Un observateur en attente de ne plus attendre
« Le 31 décembre 2013 à 21h25, Basma Alsharif écrit : J’attends (et j’attends et j’attends et j’attends et j’attends et j’attends et j’attends et j’attends et j’attends) un permis pour entrer en TERRE PROMISE. »
Cette phrase au début d’un email écrit depuis Amman par l’artiste visuelle et cinéaste Basma Alsharif n’est ni une métaphore ni une citation. Pour des centaines de milliers de Palestiniens avant et après la dernière nuit de l’an 2013, « attendre un permis » n’est pas un concept ou juste « la réalité » mais plutôt une expérience physique. Née au Koweït de parents Palestiniens, élevée et scolarisée en France et aux États-Unis, voyageant dans le monde armée d’un passeport américain et travaillant en nomade, Basma ne peut plus visiter (aujourd’hui) le pays de ses parents, où, enfant, elle rendait visite à ses grands-parents. Bien avant d’écrire ces mots « si palestiniens », les oeuvres visuelles de Basma Alsharif sont une exploration sans relâche de la tension entre la représentation de la réalité et son expérience physique. En ce sens (et en ce sens seulement), voir les films et les essais visuels de Basma est une expérience palestinienne.
Tandis que le grand poète Mahmoud Darwish soutenait que « la métaphore de Palestine est plus forte que la Palestine de la réalité », Basma fait partie d’une génération d’artistes Palestiniens internationalistes qui avancent à travers leurs oeuvres artistiques qu’en fait la perspective palestinienne est plus forte que la métaphore de Palestine. Cette notion de perspective palestinienne, un regard saturé par l’Histoire, signifie refuser d’être prisonnier, d’être uniquement un support de projection mais au contraire d’offrir une réflexion critique sur la nature de cette projection. En dépit des rappels bureaucratiques ou sociaux à la réalité de l’être Palestinien ou d’être un Palestinien, Basma Alsharif tend dans son travail et à mesure qu’il mûrit, à s’écarter d’une adresse explicite de ce qu’il est convenu d’appeler « la question Palestinienne » ou « le conflit », et à plutôt privilégier la mise en perspective. Une vision qui va au-delà des omniprésentes réitérations symboliques et métaphoriques de la Réalité.

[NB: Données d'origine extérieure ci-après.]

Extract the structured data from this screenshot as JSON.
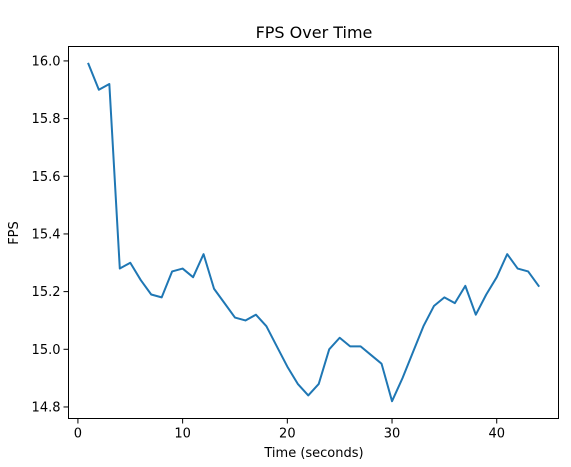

Un aspect fondamental de la lutte palestinienne (anti-coloniale) fut et reste à certains égards le combat pour une image palestinienne. La quête d’une image émancipée de ses connotations et projections orientalistes et coloniales, une véritable représentation Palestinienne de l’espace, de son histoire, son peuple et sa lutte. Une représentation visuelle littérale qui rejette toute possibilité de confusion et mésinterprétation. Dans les films de Basma, l’Histoire et l’Espace sont représentés dans leur dimension à strates multiples et multilinéaire. Les images sont données à voir à travers d’autres images, des cadres se brisent dans d’autres cadres, l’espace est familier et anonyme, la civilisation urbaine et la nature sauvage se dissolvent l’une dans l’autre, et passé, présent et futur composent un seul temps. Basma est confrontée tout autant à une projection néo orientaliste d’ordre social qu’à une projection auto orientaliste. Face à ce confinement, l’urgence n’est plus dans le combat pour faire reconnaître une image palestinienne, mais de questionner ces projections sociales et politiques, et au-delà, d’interroger la nature même de l’image, de la représentation. Ainsi, Basma Alsharif annonce ce que l’on pourrait désigner comme une génération post-Palestinienne. Elle est une artiste qui aspire à la libération de la Palestine afin d’être libérée de la Palestine. Elle fait écho à sa manière au dessein de Mahmoud Darwish : « Je ne décide pas de représenter quiconque que moi même. Mais ce moi est plein de mémoire collective ».